Dayna Sear specializes in public and private sector business start-up, turnaround, and change management. Dayna brings to her role over 30 years of experience creating businesses, advancing high-profile projects and programs, crafting fundraising and development strategy, and leading financial reorganizations and turnarounds. She has held executive positions as CEO, Executive Director, Program/Project Director, Business Manager, Strategist, and Board of Directors in the arts, entertainment, education, philanthropy, investment, insurance, legislative advocacy, and social service industries.

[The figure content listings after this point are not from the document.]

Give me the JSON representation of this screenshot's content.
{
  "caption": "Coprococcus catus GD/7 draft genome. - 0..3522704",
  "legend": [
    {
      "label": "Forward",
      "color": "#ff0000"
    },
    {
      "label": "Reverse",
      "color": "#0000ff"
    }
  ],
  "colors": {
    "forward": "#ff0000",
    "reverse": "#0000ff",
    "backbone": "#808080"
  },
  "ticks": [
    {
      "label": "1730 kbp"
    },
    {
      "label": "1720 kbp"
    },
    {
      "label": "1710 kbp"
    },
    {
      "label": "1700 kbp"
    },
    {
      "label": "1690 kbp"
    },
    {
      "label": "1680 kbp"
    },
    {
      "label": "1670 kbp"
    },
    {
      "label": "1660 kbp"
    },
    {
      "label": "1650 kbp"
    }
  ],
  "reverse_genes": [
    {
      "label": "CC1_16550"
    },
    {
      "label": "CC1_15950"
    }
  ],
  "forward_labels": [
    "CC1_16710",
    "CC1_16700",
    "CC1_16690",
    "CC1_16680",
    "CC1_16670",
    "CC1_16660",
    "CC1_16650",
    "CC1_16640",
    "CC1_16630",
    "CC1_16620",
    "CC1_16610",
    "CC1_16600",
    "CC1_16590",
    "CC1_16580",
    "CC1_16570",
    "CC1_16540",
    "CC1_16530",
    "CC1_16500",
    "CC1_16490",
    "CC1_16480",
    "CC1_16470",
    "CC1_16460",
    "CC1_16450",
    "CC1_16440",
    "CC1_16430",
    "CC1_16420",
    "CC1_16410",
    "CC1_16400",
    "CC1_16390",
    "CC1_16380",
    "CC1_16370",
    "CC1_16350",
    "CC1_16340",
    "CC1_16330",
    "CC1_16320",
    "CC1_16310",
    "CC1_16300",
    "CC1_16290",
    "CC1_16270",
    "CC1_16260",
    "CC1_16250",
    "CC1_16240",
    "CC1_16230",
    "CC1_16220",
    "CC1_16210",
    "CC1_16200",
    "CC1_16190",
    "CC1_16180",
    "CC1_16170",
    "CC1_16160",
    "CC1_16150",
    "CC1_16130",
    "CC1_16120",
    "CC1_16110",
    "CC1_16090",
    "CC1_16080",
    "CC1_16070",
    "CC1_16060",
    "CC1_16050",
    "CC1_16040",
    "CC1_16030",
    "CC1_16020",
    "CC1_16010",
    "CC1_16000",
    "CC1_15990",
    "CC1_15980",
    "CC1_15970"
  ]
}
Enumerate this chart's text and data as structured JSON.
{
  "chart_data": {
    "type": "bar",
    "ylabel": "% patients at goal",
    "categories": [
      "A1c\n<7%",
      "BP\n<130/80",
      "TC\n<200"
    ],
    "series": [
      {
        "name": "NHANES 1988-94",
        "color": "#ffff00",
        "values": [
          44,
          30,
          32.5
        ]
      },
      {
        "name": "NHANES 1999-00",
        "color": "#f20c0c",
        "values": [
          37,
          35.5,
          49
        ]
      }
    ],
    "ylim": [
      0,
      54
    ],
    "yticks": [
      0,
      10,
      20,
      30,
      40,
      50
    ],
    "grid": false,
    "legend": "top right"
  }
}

Throughout her career, Dayna has pioneered many innovative cutting-edge programs, events, and service delivery platforms to stimulate economic development, expand reach, increase competitiveness, and deepen mission impact. Within her many business start-up and turnaround roles, she has tailored forward-thinking strategies and developed cost-effective, solution-oriented implementation plans that inspire investment, mission advocates, stakeholder buy-in, media recognition, growth, and change. Working with organizations large and small, Dayna strives to turn around inefficient fiscal and business operations, streamline spending, manage costs, strategically maximize revenue, and implement donor relation systems that result in clean audits and a stronger financial position.
As a creative entrepreneur, Dayna has been engaged to develop several pioneering organizations such as WaterFire Sharon, in conjunction with the world-renowned artist Barnaby Evans and modeled after the acclaimed WaterFire Providence, and the Hope Center for Arts and Technology, a replication of McArthur Genius Award winner Bill Strickland’s National Center for Arts & Technology, a subsidiary company of Manchester Bidwell Corporation. In her work with Bill Strickland, Dayna was responsible for the initial implementation phases of the $12,000,000 start-up organization: organizing the feasibility study, developing initial capital, and cultivating government and community partners.
Having shepherded enterprise level change across many types of organizations large and small, Dayna is a Prosci Certified Change Management Practitioner. As a transformational leader, she uses several different change models to build consensus around ideas, envision innovative projects that meet diverse constituent needs, and attract resources and enthusiasm to achieve objectives. She has been honored for her legislative advocacy skills being nominated twice for the Ed Stout U.S. Congressional Award for Outstanding Victim Advocacy.
Her research and experience in the area of workforce development has resulted in the publication of a book entitled, Educating in the Creative Age: Implementing Arts Learning & the Creative Design Process which examines the knowledge base and creative skill sets required by the rapidly changing dynamics of our Creative Age and how these changes are impacting the development of employees.
Dayna holds a Bachelor of Science in Economics from Allegheny College, Master of Business Administration from Clarion University, Master of Arts in Nonprofit Administration from Goucher College, Certificate in Mergers & Acquisition from Columbia University, and has also attended the Nonprofit Management Institute at Stanford University.